Major improvements to home prices and sales have helped improve consumer and builder sentiment. Continually low home loan rates should keep confidence high as well.
Freddie Mac's first Primary Mortgage Market Survey for 2013 reported rates remained near record lows. According to the survey, the average rate for 30-year fixed-rate mortgage fell further the week ending January 3, dropping to 3.34 percent from 3.35 percent. Rates were notably down on an annual basis in 2012 when compared to 2011. When looking at the average from this time last year, the current rates are still significantly lower than 3.91 percent.

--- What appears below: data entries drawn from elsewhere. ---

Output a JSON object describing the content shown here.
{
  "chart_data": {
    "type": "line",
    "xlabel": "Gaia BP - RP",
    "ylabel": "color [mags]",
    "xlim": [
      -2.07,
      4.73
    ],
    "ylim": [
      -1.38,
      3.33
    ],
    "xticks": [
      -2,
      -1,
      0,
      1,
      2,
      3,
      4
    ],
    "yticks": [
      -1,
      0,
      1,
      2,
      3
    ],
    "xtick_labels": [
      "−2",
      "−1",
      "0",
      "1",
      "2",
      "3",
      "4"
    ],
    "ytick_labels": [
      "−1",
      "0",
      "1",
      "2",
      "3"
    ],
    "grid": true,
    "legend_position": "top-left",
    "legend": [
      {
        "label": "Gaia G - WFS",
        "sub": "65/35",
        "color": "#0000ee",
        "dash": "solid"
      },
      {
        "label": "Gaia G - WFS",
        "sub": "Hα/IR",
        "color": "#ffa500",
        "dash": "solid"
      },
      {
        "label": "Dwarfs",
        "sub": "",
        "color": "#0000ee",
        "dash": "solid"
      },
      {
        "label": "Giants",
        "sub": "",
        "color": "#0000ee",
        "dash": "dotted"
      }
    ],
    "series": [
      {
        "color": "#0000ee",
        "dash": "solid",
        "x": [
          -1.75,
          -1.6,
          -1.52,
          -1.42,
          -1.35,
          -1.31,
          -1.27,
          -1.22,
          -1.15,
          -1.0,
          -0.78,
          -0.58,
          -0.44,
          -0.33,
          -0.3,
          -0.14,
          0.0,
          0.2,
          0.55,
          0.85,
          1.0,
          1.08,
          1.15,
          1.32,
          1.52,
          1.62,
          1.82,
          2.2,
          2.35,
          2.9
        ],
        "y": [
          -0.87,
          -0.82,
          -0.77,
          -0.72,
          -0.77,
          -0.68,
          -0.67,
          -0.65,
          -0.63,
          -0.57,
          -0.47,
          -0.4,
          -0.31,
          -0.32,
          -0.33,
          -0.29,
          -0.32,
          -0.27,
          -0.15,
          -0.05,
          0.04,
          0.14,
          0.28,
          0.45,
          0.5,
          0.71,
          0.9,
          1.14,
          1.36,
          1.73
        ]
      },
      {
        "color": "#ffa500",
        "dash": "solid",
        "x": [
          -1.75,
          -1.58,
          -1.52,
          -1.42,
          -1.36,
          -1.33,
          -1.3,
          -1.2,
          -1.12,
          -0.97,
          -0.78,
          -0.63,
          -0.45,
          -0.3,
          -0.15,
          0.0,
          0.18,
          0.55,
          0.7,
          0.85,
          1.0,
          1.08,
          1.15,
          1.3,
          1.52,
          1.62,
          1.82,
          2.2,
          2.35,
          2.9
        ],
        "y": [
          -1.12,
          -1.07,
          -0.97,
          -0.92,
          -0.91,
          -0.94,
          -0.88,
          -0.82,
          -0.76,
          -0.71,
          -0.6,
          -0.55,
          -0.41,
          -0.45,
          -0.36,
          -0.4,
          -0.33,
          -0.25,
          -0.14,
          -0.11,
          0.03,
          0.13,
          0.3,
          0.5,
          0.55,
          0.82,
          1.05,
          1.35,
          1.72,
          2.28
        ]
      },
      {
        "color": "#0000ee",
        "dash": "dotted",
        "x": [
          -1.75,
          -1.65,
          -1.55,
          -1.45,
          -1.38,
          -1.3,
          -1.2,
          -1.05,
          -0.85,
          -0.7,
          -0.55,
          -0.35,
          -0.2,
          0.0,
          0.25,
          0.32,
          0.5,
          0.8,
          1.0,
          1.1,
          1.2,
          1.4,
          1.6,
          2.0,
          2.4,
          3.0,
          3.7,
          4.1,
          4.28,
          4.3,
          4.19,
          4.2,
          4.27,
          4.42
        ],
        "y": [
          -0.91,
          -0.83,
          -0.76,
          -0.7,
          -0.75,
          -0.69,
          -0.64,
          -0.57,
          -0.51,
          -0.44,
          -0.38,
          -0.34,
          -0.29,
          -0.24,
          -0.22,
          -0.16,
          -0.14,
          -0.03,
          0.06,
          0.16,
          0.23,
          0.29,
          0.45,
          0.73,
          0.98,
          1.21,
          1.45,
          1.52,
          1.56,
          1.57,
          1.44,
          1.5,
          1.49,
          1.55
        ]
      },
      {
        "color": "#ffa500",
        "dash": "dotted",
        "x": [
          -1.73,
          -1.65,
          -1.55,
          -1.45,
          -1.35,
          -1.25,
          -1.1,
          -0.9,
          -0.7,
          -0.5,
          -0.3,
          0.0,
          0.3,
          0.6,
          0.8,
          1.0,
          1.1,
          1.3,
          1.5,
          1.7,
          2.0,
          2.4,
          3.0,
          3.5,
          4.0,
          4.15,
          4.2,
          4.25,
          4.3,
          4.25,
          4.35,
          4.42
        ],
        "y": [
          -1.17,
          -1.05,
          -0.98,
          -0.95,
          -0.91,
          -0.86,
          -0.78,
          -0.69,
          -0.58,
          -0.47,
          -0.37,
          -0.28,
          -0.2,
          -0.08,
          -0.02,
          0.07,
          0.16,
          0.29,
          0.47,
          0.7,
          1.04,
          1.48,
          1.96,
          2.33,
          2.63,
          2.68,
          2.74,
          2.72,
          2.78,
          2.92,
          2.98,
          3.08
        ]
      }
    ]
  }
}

Another FRM alternative, the 15-year financing option, also posted declines from the week before. The average rate slipped from 2.65 percent to 2.64 percent, but this is still less than 3.23 percent from this time a year ago. While higher monthly payments may not seem appealing to buyers or those looking to refinance, saving money on interest over time can help achieve other financial goals.
ARMs still increasing, improvements still to come
Adjustable-rate mortgages allow homeowners to pay off their property quickly, though the interest rate paid throughout the duration of the loan is dependent on the state of the market. With housing market factors on the rise, the average rate for 5-year ARMs posted a gain from the previous week, increasing to 2.71 percent from 2.7 percent recorded in the final week of December.
Vice president and chief economist of Freddie Mac Frank Nothaft noted that high affordability offered by low mortgage rates will continue to make homeownership a realistic goal for many Americans in combination with stabilization after the recession.
"Mortgage rates started the year near record lows which should continue to aid the ongoing housing recovery," said Nothaft. "New home sales rose in November to a two-year high and were up 15.3 percent from the previous November. Similarly, pending sales on existing homes increased for the third month in November to the strongest pace since April 2010."
While some consumers may be concerned with the shadow market, a new report from CoreLogic revealed inventory of these soon-to-be foreclosed houses reduced 12.3 percent from October 2011 to October 2012, indicating a more manageable and predictable outcome for the new year.